Opinion: A conversation with Milwaukee Mike

Nearly outshining the visual aesthetic that continues to define St. Petersburg as a place of quirk and destination are its colorful cast of residents, who from my experience seem to be some of the best storytellers in Florida.

Often resoundingly open and detailed, the folks who call St. Pete home have a vibe that humbly reads, “Let me tell you a smidge about me, oh, and don’t you just love this city?”

On numerous accounts I have found myself on the bench beside Central Coffee or blowing the leaves off the sidewalk on First Avenue N at work, suddenly met with conversation. I know what they told us as kids, “Don’t talk to strangers.” However, there is a certain amount of moderation involved in everything, and with that rule in mind I often proceed, for the conversations to be had are so frequently remarkably random and enlightening.
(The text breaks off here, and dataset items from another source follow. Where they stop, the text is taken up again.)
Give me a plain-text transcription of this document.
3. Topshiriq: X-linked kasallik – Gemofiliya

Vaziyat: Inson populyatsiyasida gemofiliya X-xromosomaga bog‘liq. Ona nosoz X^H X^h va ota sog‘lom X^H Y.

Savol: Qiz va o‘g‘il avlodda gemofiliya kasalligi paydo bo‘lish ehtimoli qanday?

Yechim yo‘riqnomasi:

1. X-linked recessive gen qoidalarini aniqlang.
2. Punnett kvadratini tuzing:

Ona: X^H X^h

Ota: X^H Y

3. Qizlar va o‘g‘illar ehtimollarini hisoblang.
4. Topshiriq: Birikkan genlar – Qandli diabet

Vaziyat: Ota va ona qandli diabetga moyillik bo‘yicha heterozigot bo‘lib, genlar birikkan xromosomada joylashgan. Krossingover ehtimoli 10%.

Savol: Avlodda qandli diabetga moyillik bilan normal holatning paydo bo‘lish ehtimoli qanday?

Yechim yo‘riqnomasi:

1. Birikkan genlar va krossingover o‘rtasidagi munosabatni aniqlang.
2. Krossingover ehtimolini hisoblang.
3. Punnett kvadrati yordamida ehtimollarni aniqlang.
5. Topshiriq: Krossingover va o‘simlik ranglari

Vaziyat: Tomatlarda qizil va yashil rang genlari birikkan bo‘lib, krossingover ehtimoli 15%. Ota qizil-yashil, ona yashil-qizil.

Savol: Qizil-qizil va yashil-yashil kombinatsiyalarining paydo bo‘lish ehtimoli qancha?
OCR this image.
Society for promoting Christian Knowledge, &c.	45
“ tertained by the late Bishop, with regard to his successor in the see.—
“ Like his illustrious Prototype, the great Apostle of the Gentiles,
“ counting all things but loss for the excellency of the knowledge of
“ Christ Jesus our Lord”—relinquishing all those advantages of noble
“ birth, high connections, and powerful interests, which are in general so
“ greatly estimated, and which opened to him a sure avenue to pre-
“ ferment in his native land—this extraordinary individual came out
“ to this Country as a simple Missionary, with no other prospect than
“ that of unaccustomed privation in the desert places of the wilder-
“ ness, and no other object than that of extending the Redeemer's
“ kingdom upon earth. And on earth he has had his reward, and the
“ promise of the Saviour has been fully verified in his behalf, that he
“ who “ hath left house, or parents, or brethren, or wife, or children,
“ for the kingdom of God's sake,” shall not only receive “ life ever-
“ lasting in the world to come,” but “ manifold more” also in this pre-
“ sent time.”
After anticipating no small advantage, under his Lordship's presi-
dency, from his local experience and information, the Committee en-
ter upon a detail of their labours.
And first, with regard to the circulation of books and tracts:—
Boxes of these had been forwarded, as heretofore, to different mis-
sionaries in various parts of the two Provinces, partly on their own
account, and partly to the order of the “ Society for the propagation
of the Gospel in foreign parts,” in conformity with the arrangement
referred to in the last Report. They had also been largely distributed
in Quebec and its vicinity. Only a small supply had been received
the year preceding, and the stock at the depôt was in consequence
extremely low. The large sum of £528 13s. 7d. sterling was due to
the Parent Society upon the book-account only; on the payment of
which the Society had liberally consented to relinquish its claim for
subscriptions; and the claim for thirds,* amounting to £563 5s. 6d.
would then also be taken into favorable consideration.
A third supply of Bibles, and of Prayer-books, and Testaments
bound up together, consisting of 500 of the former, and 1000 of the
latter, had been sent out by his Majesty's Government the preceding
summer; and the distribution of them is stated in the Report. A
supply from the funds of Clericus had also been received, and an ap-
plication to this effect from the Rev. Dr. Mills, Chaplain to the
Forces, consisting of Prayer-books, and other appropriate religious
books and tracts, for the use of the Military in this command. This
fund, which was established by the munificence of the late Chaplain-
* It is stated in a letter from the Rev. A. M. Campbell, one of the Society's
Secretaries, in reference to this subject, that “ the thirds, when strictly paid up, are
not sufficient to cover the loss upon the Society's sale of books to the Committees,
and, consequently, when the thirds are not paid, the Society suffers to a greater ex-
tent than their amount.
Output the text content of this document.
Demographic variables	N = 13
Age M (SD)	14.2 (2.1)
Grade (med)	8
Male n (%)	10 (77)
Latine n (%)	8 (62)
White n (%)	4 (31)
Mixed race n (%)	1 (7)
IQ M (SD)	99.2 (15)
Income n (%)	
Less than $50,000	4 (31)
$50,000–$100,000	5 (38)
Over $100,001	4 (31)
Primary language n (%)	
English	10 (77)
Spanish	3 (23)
On Friday, March 21, I met Milwaukee Mike near Third Avenue S and Seventh Street, and received a nice cup of thought # the special gift that is experiencing someone else’s nostalgia. If possible, read Mike’s words with the best internal Milwaukee accent you can muster.

I had gone for a walk, deciding to take advantage of the promise of Florida sunshine holding true amidst recent weather. While stopping to take some succulent cuttings growing near the sidewalk, I was asked, “What kind of plant is that?”

I responded, leading to the voice introducing itself as Milwaukee Mike. Mike told me his mother was a florist, and despite the exposure for most of his childhood and adulthood, he “still didn’t know what many of ‘em [plants] were.”

After telling me of his mother’s resilience for self-taught entrepreneurship, he paused mid-story. Seeming to trip over a memory and chuckle over the happiness it brought, he took a moment to close his eyes and relive it so that he could relay it. Milwaukee Mike proceeded, his cheeks becoming blush and his eyes watery with pure joy. When Mike was a boy, about 8 years old, his mother had picked up babysitting as a way to make ends meet. She was also a frequent gardener who spent nearly all of her leisure time with her plants.

One day, one of the kids she was babysitting, who was about 9 or 10, got hold of her small gardening saw and cut the small tree that she had recently planted clear in half. Mike’s father, “a good ol’ blue collar America-builder,” as Mike put it, came home from work, and upon seeing his wife’s sorrow, he promptly went into problem-solving mode.

Mike’s father drove a stake in between the divided tree trunk, held them together and wrapped it to the top with rope.

“Thirty years later and it’s the tallest tree in the yard. I never thought it had a chance,” Mike said.

When he was 19, right before moving out of his parent’s house, he asked his father, “Why did you try and save that tree when I was a kid? You could’ve just bought another one.”

His father half-smiled and responded, “Sometimes you just got to slap s*** against the wall and see if it sticks.”